In the meantime, I’m reading a very interesting book, Sara Wheeler’s O My America! Six Women and Their Second Acts in the New World, all about women in history who found new lives and new beginnings in America.  I always love histories of women who lived their lives outside the lines.  It includes Fanny Trollope (mother of Anthony, she wrote a bestseller that has a scathing review of American manners and craziness…I’d love to see what she had to say about the government right now), actress Fanny Kemble, who married a Southern plantation owner and wrote moving about the tragedy and complexity of slavery, famous traveler Isabella Bird–and Jane Austen’s niece, Catherine Hubback, a woman I knew very little about.

This is what Wikipedia has to say about her:

“Catherine Anne Hubback (1818 – 25 February 1877) was an English novelist, and the eighth child and fourth daughter of Sir Francis Austen (1774-1865), and niece of Jane Austen.

She began writing fiction to support herself and her three sons after her husband John Hubback was institutionalized with a breakdown. She had copies of some of her aunt’s unfinished works and, in 1850, remembering Austen’s proposed plot, she wrote The Younger Sister, a completion of Jane Austen’s The Watsons. In the next thirteen years, she completed nine more novels.

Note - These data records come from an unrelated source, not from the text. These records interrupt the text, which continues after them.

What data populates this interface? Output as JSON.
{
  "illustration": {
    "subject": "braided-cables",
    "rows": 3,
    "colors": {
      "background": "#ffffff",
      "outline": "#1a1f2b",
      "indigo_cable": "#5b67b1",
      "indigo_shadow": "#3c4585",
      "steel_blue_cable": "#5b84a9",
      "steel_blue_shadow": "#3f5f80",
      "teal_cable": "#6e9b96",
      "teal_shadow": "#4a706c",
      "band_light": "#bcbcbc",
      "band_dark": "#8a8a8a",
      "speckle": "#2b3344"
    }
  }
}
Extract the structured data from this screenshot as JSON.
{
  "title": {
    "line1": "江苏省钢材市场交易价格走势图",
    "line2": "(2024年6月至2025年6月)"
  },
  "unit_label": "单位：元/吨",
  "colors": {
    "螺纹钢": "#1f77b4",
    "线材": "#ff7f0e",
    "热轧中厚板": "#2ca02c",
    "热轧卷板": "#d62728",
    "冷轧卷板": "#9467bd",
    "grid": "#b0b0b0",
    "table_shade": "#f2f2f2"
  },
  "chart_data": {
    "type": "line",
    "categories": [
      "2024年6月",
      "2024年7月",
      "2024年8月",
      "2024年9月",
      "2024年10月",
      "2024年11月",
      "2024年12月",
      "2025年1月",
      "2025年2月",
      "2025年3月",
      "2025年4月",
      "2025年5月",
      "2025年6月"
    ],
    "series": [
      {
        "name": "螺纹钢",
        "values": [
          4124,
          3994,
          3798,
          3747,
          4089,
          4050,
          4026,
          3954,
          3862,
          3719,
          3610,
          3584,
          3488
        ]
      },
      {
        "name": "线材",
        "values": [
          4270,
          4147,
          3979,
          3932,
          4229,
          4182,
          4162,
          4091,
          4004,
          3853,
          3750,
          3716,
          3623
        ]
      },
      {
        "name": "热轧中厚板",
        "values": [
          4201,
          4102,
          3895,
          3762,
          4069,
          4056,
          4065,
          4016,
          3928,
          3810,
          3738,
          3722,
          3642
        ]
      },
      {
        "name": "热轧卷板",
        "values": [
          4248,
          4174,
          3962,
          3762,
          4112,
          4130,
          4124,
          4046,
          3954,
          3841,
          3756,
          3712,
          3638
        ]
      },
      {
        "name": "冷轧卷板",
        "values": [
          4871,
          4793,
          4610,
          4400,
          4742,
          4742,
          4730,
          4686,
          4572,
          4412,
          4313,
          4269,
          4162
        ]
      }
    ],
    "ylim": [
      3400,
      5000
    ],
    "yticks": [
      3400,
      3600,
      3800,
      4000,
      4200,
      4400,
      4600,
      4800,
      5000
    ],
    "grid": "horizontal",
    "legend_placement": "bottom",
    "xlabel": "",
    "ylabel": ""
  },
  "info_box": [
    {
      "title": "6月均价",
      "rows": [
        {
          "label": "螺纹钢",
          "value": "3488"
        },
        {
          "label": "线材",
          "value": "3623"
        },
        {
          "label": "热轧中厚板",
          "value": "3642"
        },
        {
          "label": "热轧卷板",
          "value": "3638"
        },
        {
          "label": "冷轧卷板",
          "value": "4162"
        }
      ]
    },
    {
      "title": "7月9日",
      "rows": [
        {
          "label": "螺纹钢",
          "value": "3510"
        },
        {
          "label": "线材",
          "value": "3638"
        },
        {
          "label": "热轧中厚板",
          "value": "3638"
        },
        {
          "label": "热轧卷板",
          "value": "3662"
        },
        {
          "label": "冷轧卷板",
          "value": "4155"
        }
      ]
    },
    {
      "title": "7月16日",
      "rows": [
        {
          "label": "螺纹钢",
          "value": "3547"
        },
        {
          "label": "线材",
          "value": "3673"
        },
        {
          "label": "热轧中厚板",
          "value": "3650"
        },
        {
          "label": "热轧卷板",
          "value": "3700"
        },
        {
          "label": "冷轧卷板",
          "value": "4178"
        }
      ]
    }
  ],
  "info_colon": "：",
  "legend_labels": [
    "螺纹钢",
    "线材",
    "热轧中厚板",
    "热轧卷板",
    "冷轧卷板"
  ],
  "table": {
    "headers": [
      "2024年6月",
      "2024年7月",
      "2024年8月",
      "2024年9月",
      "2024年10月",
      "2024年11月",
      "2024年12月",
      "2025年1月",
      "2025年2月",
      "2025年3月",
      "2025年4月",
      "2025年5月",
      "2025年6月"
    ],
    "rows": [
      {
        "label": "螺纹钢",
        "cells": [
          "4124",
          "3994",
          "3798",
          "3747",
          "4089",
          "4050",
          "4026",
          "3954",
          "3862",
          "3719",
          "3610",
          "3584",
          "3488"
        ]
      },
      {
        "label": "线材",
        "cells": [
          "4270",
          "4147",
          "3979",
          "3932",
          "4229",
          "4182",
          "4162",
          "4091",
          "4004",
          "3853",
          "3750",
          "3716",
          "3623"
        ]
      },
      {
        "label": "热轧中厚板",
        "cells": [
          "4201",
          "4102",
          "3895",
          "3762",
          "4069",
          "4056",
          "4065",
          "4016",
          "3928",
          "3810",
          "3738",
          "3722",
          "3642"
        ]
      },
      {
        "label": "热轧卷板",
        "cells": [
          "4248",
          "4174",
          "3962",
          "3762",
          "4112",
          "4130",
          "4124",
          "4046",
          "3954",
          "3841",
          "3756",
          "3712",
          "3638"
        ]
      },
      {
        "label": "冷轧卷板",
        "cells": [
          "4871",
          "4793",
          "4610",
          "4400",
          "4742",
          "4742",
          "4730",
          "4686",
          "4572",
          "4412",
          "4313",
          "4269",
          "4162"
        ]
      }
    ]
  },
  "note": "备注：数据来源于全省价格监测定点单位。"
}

She emigrated to California, USA in 1870. In the autumn of 1876 she removed to Gainesville, Prince William Co, VA, where she died in 1877. Her novels, which enjoyed some popularity in their time, are no longer well-known. Her most important contribution is to literary history where she, and later family, perpetuated Austen family history.”

HubbackBut it sounds like there was so much more to her life.  The 8th of 11 children of Frank, one of the Navy brothers, she was born the year after Aunt Jane died.  She married a respectable, prosperous attorney, had 3 sons, gained a reputation as a good hostess–then her comfortable, expected life shattered when her husband went insane and had to be committed to an asylum.  Catherine, left with her sons to raise, took to writing (it seems someone said “Hey, you remember Aunt Jane?  She had this unfinished manuscript.  Why don’t you finish it?” and she did her own version of The Watsons to start).  She wrote vast Victorian tomes of about 800 pages, which I have never read or even seen, and she herself knew they weren’t all that great.  But they put food on the table and sent her sons to school, which is all she wanted.  When her eldest son moved to San Francisco, then a half rough-and-tumble frontier town and half up-and-coming cosmopolitan city, with a strong Spanish flavor, she went too.  And she made a whole new life for herself in a whole new place.  (There’s a good post about her on the Austen Authors blog, too)

 

It looks like there is a volume of her letters, An Englishwoman in California, which I’m going to look for.  And now back to revising…

Who are some adventurous women you admire??